Darlington Musarurwa recently in ADDIS ABABA, Ethiopia
President Emmerson Mnangagwa yesterday said it is necessary for all African countries to fight corruption within their respective jurisdictions as the recent launch of a continental free trade area has created a single African economy with a market of 1,2 billion people.

The Head of State and Government said this soon after arriving back home from the 11th Extraordinary Session of the African Union (AU) Assembly in Addis Ababa, Ethiopia, which deliberated on proposed reforms to transform the organisation into a highly efficient institution capable of delivering stability and economic prosperity on the continent.

He was met at Robert Gabriel Mugabe International Airport by the two Vice Presidents Dr Constantino Chiwenga and Kembo Mohadi, Defence and War Veterans Affairs Minister Oppah Muchinguri-Kashiri, Minister of State for National Security Owen Ncube, service chiefs and senior Government officials.

Issues of corruption, the President said, had also been discussed at the two-day continental indaba, which ended yesterday.

“It is necessary that we all agree on fighting corruption,” said President Mnangagwa. “Africa is one entity. We must work towards creating Africa as one economy because we passed the African Continental (Free) Trade Area, which means the entire 1,2 billion market is now one.

“We must all fight corruption in our respective jurisdictions.”

The African Continental Free Trade Area was successfully launched on March 18 this year.

President Mnangagwa said there was an urgent need to change the structures of the AU to reflect the contemporary transition from focusing on political issues to concentrating on economic development.

And this prompted the Assembly – the supreme organ of the bloc – to trim the number of commissions from 10 to eight, including the chairperson and the deputy chairperson of the commission.

“The structures in the past were structured to deal with the political issues of the time, but now it’s a question of the economy as well as market issues, so the following issues have been resolved: We have reduced the size of the commissions from 10 to eight,” said President Mnangagwa.

“We have also introduced the system of rotation. In the past, there was no systematic rotation of chairpersons of the AU, but now it must rotate among the five regions (West, Central, East, North and South). And also in terms of the many commissioners, we must see that they also rotate among the regions, but of course on the basis of merit.”

SADC believes that there should be “predictable inter- and intra-regional rotation following the English alphabetical order.

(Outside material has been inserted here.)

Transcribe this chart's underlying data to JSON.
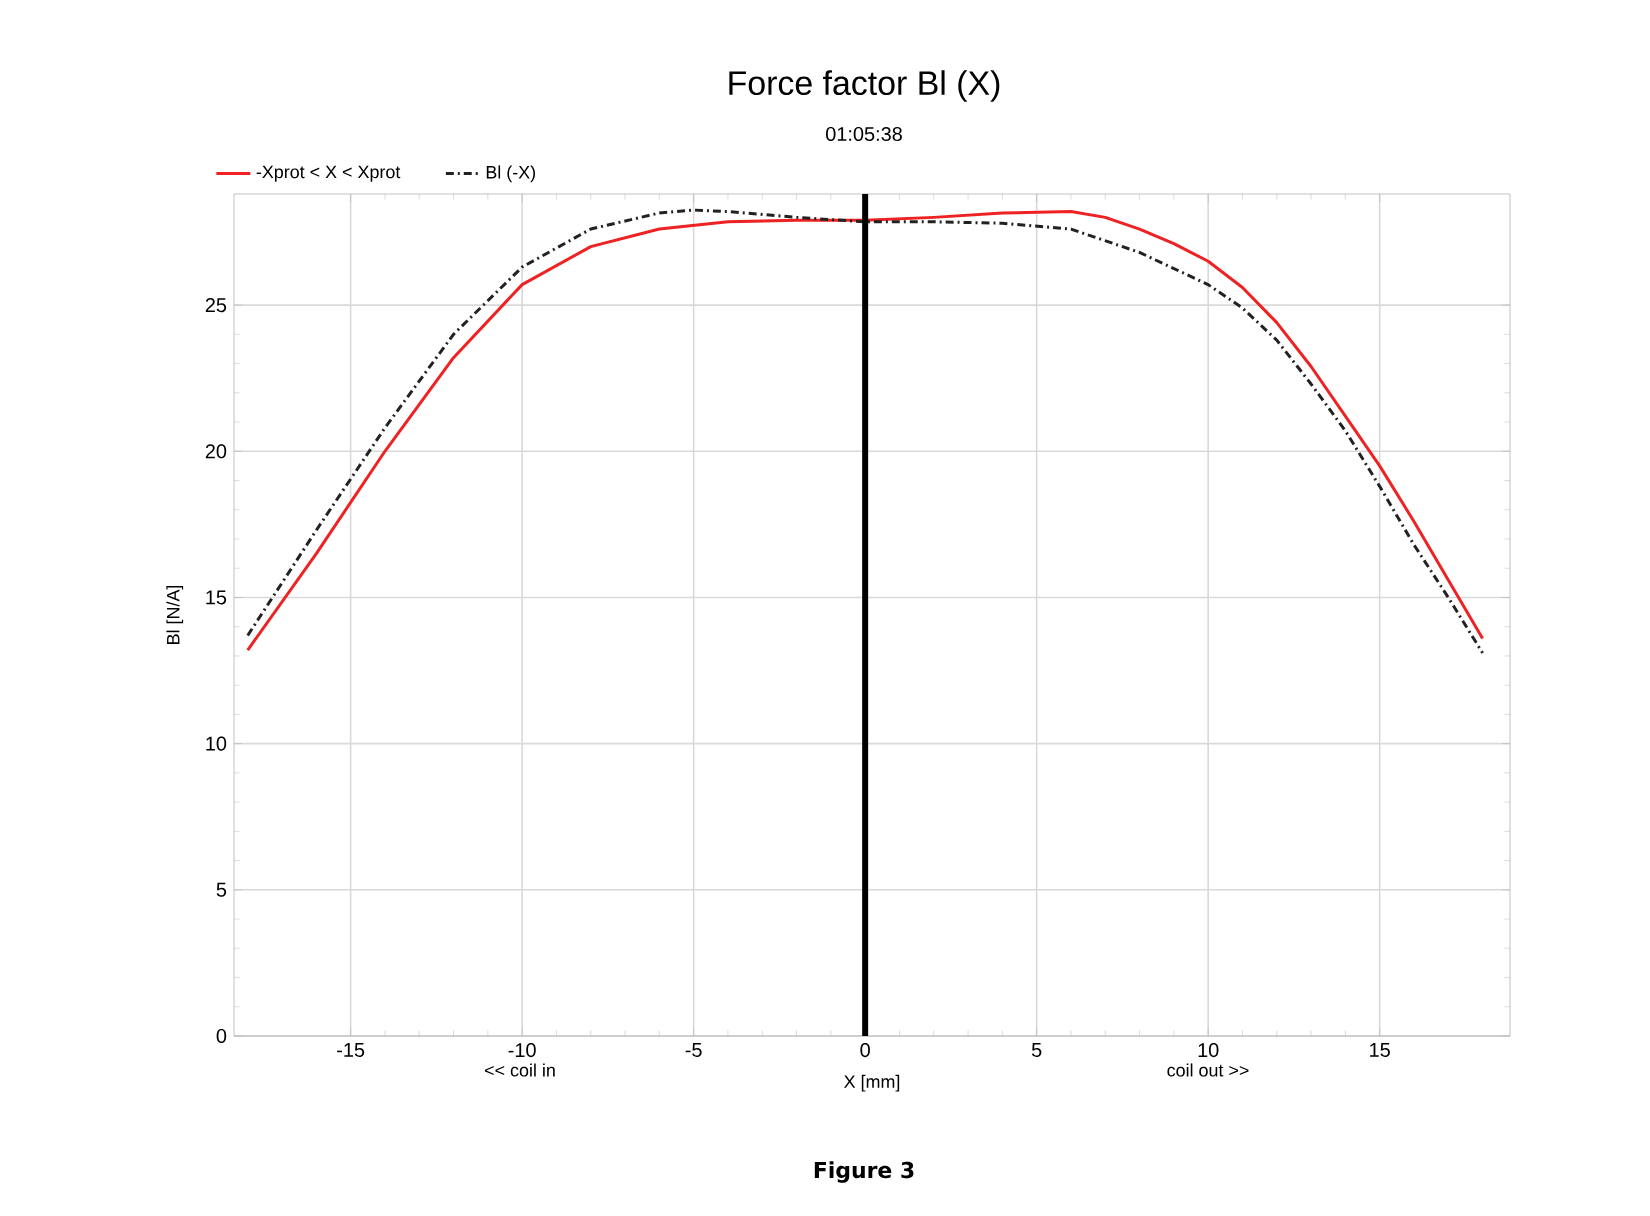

The proposed new structure will have a chairperson, deputy and six commissioners who will superintend over the restructured portfolios of Sustainable Environment, Agriculture Rural Development and Blue Economy; Economic Development, Trade and Industry; Education, Science, Technology and Innovation; Infrastructure and Energy; Political Affairs, Peace and Security; and Health, Social Development and Humanitarian Affairs.

On Saturday, President Mnangagwa told the Assembly that streamlining portfolios of the AU Commission – the Union’s secretariat — through focused units will help “remove overlaps and duplication in portfolios”.

The current amorphous structure is viewed as complex as it has eight commission directorates, 31 departments and offices, along with 11 AU organs, 31 specialised technical agencies and 20 high-level committees.

President Mnangagwa noted that the weekend meeting failed to agree on the framework of conducting negotiations between the Africa, Caribbean and Pacific (ACP) countries and the European Union (EU) bloc, especially after the expiry of the current cooperation agreement – also known as the Cotonou Agreement — in February 2020.

The present 20-year agreement was signed in June 2000 in Cotonou, Benin. “The only area where we could not really agree and that has been deferred for further consultations was the area of ACP (African Caribbean Pacific) relationship (with the EU),” said President Mnangagwa.

“One view was that we use the AU secretariat to the commission to negotiate on behalf of Africa, but the majority of us member states felt that the conditions are different; each member state must be able to negotiate their conditions with the ACP, which has been the situation in the past.”

President Mnangagwa noted that the Assembly indicated that member states were flexible to fund the AU budget either through the 0,2 percent levy on imports to the African continent, or through the already existing system of assessed contributions.

“With regards to funding the AU itself, we have agreed on two options: Others will fund through the 0,2 percent import tax approach or directly as before,” he said. “There is that flexibility; you can use one of the two.”

In 2015, the AU Assembly decided to finance 100 percent of the operating budget, 75 percent of the programme budget and 25 percent of the peace and support operations budget in order to wean the organisation from dependence on donor support.

African leaders are also in the process of defining the mandate of the African Union Development Agency — former National Economic Partnership for African Development (NEPAD) – which has been integrated into the AU as a development agency.

A deliberate attempt to improve political governance on the continent is also being made through strengthening the African Peer Review Mechanism (APRM), among a host of other reform processes.